De rechtbank zal aan veroordeelde ook de betalingsverplichting tot voornoemd bedrag opleggen. Ten aanzien van het door de verdediging gedane verzoek om rekening te houden met de financiële situatie van veroordeelde overweegt de rechtbank dat dit verzoek onvoldoende is onderbouwd en zij aldus geen aanleiding ziet om het bedrag te matigen.

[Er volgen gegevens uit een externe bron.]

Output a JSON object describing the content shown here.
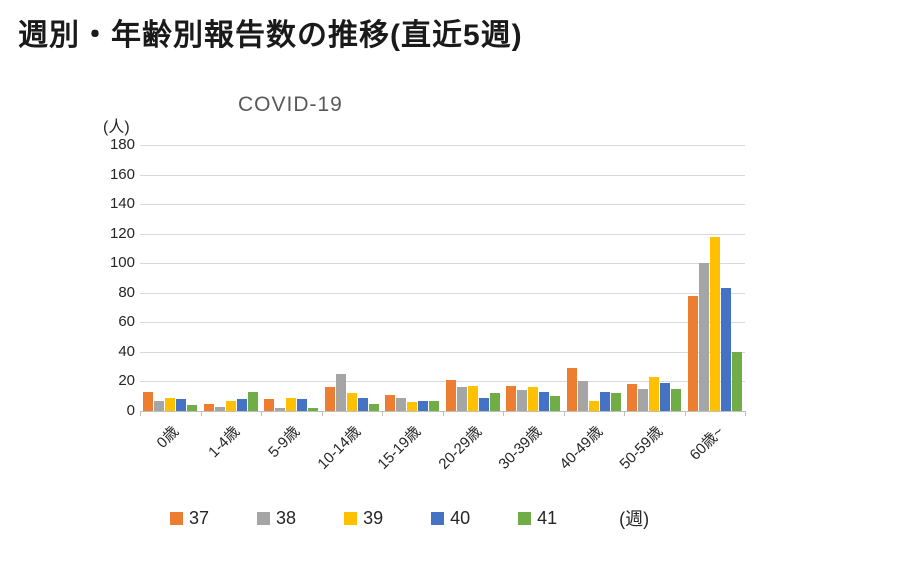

5.De toegepaste wettelijke bepalingen

De beslissing is gegrond op artikel 36e van het Wetboek van Strafrecht.

6.De beslissing

De rechtbank:
  • stelt vast het bedrag waarop het door veroordeelde wederrechtelijk verkregen voordeel wordt geschat op een bedrag van
  • legt de veroordeelde de verplichting op tot betaling aan de staat ter ontneming van het wederrechtelijk verkregen voordeel van een bedrag van
Aldus gegeven door mr. M.G.E. ter Hart, (voorzitter), mr. M.F. Gielissen en mr. C.H.M. Pastoors, rechters, in tegenwoordigheid van mr. P. Hoesstee, griffier en uitgesproken ter openbare terechtzitting van deze rechtbank op 30 oktober 2018.

Voetnoten

1.Het bewijs is terug te vinden in het in de wettelijke vorm door [verbalisant] , hoofdagent van de politie eenheid Oost-Nederland, district Noord- en Oost-Gelderland, basisteam Veluwe Noord, opgemaakte proces-verbaal, dossiernummer PL0600-2018298441, gesloten op 31 juli 2018 en in de bijbehorende in wettelijke vorm opgemaakte processen-verbaal en overige schriftelijke bescheiden, tenzij anders vermeld. De vindplaatsvermeldingen verwijzen naar de pagina’s van het doorgenummerde dossier, tenzij anders vermeld.
2.Proces-verbaal van verhoor van getuige [getuige 1] , p. 29 en 30.
3.Proces-verbaal van verhoor van getuige [getuige 2] , p. 131 en 132.
4.Proces-verbaal van verhoor van getuige [getuige 3] , p. 134 en 135.
5.Proces-verbaal van verhoor van getuige [getuige 6] , p. 138 en 139.
6.Proces-verbaal van verhoor van getuige [getuige 4] , p. 141 en 142.
7.Proces-verbaal van verhoor van getuige [getuige 5] , p. 143 en 144.
8.Proces-verbaal van bevindingen, p. 67.